Ensuite, à travers cette restitution, on note avec satisfaction que la vision de développement du tourisme béninois déclinée dans le Programme d’actions du gouvernement (PAG) est réaliste. Mieux, il apparaît aujourd’hui clair que le gouvernement a les capacités de réaliser ses ambitions telles que notifiées dans le PAG. Ainsi, le développement du tourisme n’est pas un vain mot du gouvernement. C’est un projet d’envergure qui prend corps non seulement grâce à des réalisations concrètes mais aussi au dynamisme du gouvernement.
Pour finir, la restitution des biens culturels au Bénin et au Sénégal impacteront durablement le tourisme non seulement de ces deux Etats mais aussi de toute l’Afrique. Car les touristes devront effectuer visiter ces pays pour admirer les œuvres culturelles auxquelles ils avaient accès en France. Ensuite, les touristes pourront visiter d’autres trésors et biens culturels de ces pays en dehors de ceux qui viennent d’être restitués. Enfin, après avoir visité les œuvres restituées au Bénin et au Sénégal, les touristes pourraient décider de visiter les œuvres des Etats limitrophes ou d’autres Etats africains.
L’Afrique prendra désormais exemple sur le Bénin
Le succès diplomatique du Bénin renforcera les convictions de tous les Etats africains dans la recherche de solutions pour impacter leur développement. Au-delà de l’aspect culturel, les Etats d’Afrique savent qu’il est aujourd’hui possible de réclamer justice aux puissances mondiales. Sur les plans politique, économique et autres, les dirigeants africains pourront se référer au travail effectué par le Bénin pour se convaincre de ce qu’ils peuvent faire bouger les lignes à force de travail et d’abnégation.
De même, il faut noter que cette restitution ouvre la voie à tous les Etats africains qui pourront récupérer aussi leurs œuvres pillés pendant la colonisation. Raison pour laquelle un responsable français avait affirmé : « … ce projet de loi crée un précédent, et je pense que le jour où le Mali et la Côte d’Ivoire vont aussi faire des demandes, celles-ci vont être écoutées, car il y aura déjà eu la jurisprudence Bénin et Sénégal ».

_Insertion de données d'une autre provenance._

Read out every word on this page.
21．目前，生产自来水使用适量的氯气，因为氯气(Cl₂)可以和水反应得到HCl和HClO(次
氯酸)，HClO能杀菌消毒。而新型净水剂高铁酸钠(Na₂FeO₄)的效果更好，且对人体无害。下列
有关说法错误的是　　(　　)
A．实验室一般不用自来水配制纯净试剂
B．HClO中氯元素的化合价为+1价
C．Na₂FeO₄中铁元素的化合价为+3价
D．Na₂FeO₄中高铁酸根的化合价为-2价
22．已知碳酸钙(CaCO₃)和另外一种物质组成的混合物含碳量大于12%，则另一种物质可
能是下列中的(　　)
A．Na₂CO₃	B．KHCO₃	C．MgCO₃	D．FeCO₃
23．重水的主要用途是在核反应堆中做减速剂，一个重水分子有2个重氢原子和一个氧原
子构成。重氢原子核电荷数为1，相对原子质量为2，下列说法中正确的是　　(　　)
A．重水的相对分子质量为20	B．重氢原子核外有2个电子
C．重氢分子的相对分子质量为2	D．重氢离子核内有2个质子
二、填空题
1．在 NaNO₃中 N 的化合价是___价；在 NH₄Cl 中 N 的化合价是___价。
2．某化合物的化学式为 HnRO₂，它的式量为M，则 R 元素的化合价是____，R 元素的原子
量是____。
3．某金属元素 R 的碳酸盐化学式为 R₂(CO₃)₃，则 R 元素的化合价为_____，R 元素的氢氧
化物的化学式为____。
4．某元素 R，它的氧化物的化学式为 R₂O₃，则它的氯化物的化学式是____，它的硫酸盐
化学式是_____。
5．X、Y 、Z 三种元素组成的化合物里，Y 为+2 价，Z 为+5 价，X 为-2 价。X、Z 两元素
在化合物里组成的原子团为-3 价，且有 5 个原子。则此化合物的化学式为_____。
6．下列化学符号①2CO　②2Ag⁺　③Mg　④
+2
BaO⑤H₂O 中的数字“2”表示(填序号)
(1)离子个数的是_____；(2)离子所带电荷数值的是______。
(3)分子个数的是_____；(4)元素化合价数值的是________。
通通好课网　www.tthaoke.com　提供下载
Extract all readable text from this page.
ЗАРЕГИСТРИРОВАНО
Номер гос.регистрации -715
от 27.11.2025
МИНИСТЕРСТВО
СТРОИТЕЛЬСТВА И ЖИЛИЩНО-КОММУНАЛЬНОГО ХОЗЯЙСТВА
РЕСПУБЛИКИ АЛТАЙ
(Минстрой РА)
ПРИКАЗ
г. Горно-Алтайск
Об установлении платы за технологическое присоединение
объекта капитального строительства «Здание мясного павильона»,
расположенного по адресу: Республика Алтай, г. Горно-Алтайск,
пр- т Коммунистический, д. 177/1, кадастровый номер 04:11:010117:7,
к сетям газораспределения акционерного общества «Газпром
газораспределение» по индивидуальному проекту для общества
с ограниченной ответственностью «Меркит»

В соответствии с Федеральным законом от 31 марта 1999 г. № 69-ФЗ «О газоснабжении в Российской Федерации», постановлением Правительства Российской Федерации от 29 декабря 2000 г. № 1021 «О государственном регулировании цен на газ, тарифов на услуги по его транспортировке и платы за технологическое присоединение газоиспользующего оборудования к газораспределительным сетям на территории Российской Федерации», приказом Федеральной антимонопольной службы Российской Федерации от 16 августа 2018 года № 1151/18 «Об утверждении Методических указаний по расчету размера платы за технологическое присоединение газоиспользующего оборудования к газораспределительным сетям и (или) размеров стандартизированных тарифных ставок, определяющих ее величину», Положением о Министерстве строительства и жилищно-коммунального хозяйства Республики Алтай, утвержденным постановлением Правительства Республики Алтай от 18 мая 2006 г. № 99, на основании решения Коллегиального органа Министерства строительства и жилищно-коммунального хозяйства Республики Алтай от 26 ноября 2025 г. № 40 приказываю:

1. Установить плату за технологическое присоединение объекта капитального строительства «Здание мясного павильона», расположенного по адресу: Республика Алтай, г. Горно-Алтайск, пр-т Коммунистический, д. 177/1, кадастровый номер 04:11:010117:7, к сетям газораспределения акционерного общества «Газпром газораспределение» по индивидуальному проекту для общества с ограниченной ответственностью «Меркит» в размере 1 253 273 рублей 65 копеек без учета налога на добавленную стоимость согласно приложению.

Historique d’une diplomatie économique
Une demande inédite qui a finalement abouti grâce au dynamisme, à la ténacité et à l’engagement du chef de la diplomatie béninoise sous la direction et les instructions du chef de l’Etat, le président Patrice Talon. Un combat assorti d’un engagement qu’il a fait sien durant deux ans. Dès avril 2016, le ministre des Affaires étrangères, Aurelien Agbénonci, sur instruction du chef de l’Etat avait déjà pris ses marques dans ce dossier. Le 27 juillet 2016, soit trois mois après sa prise de service, Aurélien Agbénonci avait adressé un courrier à son homologue français Jean-Marc Ayrault pour réclamer au nom du gouvernement béninois, le retour dans le patrimoine culturel national, des biens historiques pillés au Dahomey au cours de l’époque coloniale par les troupes du général Dodds. A cette demande légitime, c’est une fin de non-recevoir catégorique que la partie française a opposée au gouvernement béninois en mars 2017. Mais cela n’a aucunement émoussé la détermination du gouvernement béninois et de son chef, le président Patrice Talon qui a instruit son ministre des Affaires étrangères à poursuivre l’offensive.
Ainsi, grâce au leadership éclairé, l’offensive diplomatique clairvoyante et le sens de négociation du ministre Aurélien Agbénonci, de notables avancées ont été enregistrées notamment au cours de la séance de négociation du lundi 3 avril 2017 à l’issue duquel le chef de la diplomatie béninoise a affirmé que, “l’espoir est permis”. De l’espoir à la réalité, la ténacité et l’engagement du ministre Aurélien Agbénonci ont payé car depuis la mise sur pied le 5 mars de la mission confiée à Bénédicte Savoy et Felwine Sarr suite au passage du chef d’État béninois en France, l’homme n’a ménagé aucun effort pour que le Bénin recouvre ce patrimoine “exilé”.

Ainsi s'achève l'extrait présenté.